There are so many tips and tricks, but just try and pay attention to how we are using it and try to match that.  You need to get a feel for it before we can have a more detailed discussion.

### Importing prerequisites

Python users have specific conventions about how and where things are organized in code. We'll be highlighting a few, but there is pretty decent documentation about the rest of it if you continue on in Python.

Python has a default set of functions and tools, things like `print()` that are so commonly used that you don't need to do anything special to be able to use them.

There are other things that come preloaded with standard Python (this is the Standard Library), but you'll have to specifically ask for them.  We'll be using some of those.

There are also tools that have been installed separately.
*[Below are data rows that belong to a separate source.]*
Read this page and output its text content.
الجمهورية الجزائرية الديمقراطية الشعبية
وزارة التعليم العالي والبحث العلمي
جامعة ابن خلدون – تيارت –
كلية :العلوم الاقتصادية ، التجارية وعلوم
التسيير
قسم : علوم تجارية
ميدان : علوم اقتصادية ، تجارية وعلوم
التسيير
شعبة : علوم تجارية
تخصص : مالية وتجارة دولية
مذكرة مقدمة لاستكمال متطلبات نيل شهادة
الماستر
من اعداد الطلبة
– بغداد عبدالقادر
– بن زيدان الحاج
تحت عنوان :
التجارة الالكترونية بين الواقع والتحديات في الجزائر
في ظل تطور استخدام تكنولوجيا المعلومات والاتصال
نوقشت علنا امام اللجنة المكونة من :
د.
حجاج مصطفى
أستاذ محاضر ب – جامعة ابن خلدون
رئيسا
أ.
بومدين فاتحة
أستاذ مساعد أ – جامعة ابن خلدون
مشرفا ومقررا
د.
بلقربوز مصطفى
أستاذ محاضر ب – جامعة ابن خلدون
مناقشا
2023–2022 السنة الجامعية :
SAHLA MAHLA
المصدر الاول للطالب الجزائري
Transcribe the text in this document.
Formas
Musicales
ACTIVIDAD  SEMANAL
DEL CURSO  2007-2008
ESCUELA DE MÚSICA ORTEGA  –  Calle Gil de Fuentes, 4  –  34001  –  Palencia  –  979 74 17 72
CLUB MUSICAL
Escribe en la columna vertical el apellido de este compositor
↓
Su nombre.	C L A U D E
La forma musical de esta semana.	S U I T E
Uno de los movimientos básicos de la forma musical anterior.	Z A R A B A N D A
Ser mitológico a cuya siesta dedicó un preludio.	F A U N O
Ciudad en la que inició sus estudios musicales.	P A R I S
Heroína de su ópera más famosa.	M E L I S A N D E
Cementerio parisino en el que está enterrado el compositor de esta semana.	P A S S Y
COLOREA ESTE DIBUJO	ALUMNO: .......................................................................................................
We won't really be covering these because it is nuanced and worth a workshop of it's own, but this is covered in Python books and courses.  We have preloaded these things for you within this binder repository, so we can skip this.

Whether part of the standard library or installed separately, you use **import statements** to bring them into your current session. Once imported, you have access to use the functions and content from that toolkit.  

There are many ways to import libraries into your python session.  Each style determines how you access it.  Many tools have recommended conventions for importing.

Below are the import statements that you'll need to have in your notebook.

In [None]:
from htrc_features import FeatureReader
import os

We don't want to dive too deeply into the syntax here. But here are some brief explainations:

* `from htrc_features import FeatureReader` this is a library installed from this package: https://pypi.org/project/htrc-feature-reader/.  The import convention we are using here is to import just one function.  This means we can directly call `FeatureReader()` within our code, but nothing else from that library.  This library is one created by the HTRC team and is used for parsing the data from the extracted features.
* `import os` this is part of the standard library, and provides tools for working with your file system.

As we shift from notebook to notebook, these will be repeated for you.  You may also see some other repeated code. That's because each notebook is a separate universe and session.  You may have several active notebooks, but they aren't sharing memory or information with eachother.